The apocalypse of the banana
It might sound unbelievable, but the danger of an apocalypse of bananas is a thing to be reckoned with. This is especially true due to the fact that a large-scale extermination of bananas already took place in the middle of the previous century. Before that, our predecessors munched on bananas of the Gros Michel variety that were supposedly even bigger and sweeter than those of the Cavendish variety. In the beginning of the 20th century, however, a fungal infection called the Panama disease started spreading among banana plants. First, it broke out in Surinam, then it spread across the Caribbean for twenty years and finally reached Honduras, the world’s leading banana producer at the time (today it places third, after Ecuador and Costa Rica). Hoping to escape the disease, banana growers moved their plantations to new, uninfected areas, cutting down large portions of the rainforest.
By 1960, the migration strategy did not work anymore, because it entailed insupportable expenses. That is when the leading producers decided to replace the widespread Gros Michel variety with then a quite unknown Cavendish variety which was resistant to the Panama disease. A different variety naturally required different logistics which cost a lot of money, but there was simply no other way to go.
In 1992, however, a new fungal infection was discovered in Asia, this time harmful even to the Cavendish variety. Since then, the new form of the Panama disease has already devastated banana plantations in Indonesia, Malaysia, Australia and Taiwan, and has begun to spread across Southeast Asia. It has not yet reached Africa and Latin America, but the predominant opinion seems to be that it will spread there sooner or later.

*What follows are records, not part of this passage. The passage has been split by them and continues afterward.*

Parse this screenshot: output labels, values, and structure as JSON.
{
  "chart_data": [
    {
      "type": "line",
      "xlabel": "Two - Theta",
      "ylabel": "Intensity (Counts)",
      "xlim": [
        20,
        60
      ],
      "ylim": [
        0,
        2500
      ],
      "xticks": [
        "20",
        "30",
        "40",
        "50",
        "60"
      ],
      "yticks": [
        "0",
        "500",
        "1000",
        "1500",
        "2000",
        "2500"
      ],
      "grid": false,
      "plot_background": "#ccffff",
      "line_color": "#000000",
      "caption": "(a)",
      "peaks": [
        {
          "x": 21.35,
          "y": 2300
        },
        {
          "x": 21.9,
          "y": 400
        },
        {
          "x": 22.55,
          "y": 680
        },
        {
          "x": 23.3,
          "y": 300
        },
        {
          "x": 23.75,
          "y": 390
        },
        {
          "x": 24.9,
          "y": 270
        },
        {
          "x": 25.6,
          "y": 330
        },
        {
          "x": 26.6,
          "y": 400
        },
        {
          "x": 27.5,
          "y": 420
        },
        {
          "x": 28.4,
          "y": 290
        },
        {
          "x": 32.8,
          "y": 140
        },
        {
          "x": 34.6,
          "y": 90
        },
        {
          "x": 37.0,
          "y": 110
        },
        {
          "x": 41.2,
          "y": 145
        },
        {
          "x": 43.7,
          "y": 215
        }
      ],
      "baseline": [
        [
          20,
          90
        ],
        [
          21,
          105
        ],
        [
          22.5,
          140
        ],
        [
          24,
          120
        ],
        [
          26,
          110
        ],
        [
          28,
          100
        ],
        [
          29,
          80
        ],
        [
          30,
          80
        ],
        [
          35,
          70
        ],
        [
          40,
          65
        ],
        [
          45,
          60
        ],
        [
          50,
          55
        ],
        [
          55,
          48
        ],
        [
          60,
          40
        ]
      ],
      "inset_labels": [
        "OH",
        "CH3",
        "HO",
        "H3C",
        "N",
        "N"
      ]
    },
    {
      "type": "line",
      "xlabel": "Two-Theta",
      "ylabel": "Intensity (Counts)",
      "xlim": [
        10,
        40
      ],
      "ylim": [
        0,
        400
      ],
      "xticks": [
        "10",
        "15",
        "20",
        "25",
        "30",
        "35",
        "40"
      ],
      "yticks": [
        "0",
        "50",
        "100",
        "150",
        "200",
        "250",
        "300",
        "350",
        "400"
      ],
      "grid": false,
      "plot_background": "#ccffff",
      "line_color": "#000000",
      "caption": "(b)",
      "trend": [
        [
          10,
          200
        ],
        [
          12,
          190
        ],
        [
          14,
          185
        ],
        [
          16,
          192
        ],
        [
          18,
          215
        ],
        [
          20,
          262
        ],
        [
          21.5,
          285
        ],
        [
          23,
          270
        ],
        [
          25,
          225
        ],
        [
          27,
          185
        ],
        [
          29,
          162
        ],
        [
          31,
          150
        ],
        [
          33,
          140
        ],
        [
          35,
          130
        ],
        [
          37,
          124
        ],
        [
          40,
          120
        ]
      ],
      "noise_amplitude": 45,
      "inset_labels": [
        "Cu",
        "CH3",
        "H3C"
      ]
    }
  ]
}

How to save bananas before extinction?
Over the last few years, much effort has been invested into experiments to try and save one of our favorite banana varieties before vanishing from the shelves of our supermarkets. Using their extensive knowledge of biology, the scientists of today can go about searching for a solution in two ways. Applying the traditional method, they can try to crossbreed different varieties of bananas in order to create a new sort of a banana plant, resistant to the Panama disease. On the other hand, modern technology and knowledge enable them to create a resistant plant by using biotechnology and modifying the bananas genetic make-up. The proponents of the biotechnological approach wish to obtain genetically modified bananas which would retain the form and taste of those we know today. The only difference would be that the plant on which the fruit matures would be made resistant to the devastating disease due to its changed genetic code.
The trouble with natural crossbreeding of bananas is that they produce an extremely small amount of seeds. For every 300 bananas examined, only one seed is found, then carefully planted with the others in a greenhouse. Merely a third of them sprout. The first fruits suitable for assessing the success of the crossbreeding process take two years to grow. In addition to tasting and looking good, the acquired banana has to be able to withstand long periods of transportation. In fact, adequate replacements for the ailing Cavendish variety have already been found, but turned out, for example, to mature to fast or have a peel that was to thin to endure the long journey from the plantations to our markets.
The group, striving to find their solution in crossbreeding, will of course create a completely different variety of bananas that probably will not taste or look the same as the ones we are used to which is also the banana producers’ major concern. People are used to bananas as we know them today and countless cooking recipes have been written with the current variety in mind. Will we be willing to accept a substitute, as sweet as it may be, that will be of different form, size and taste?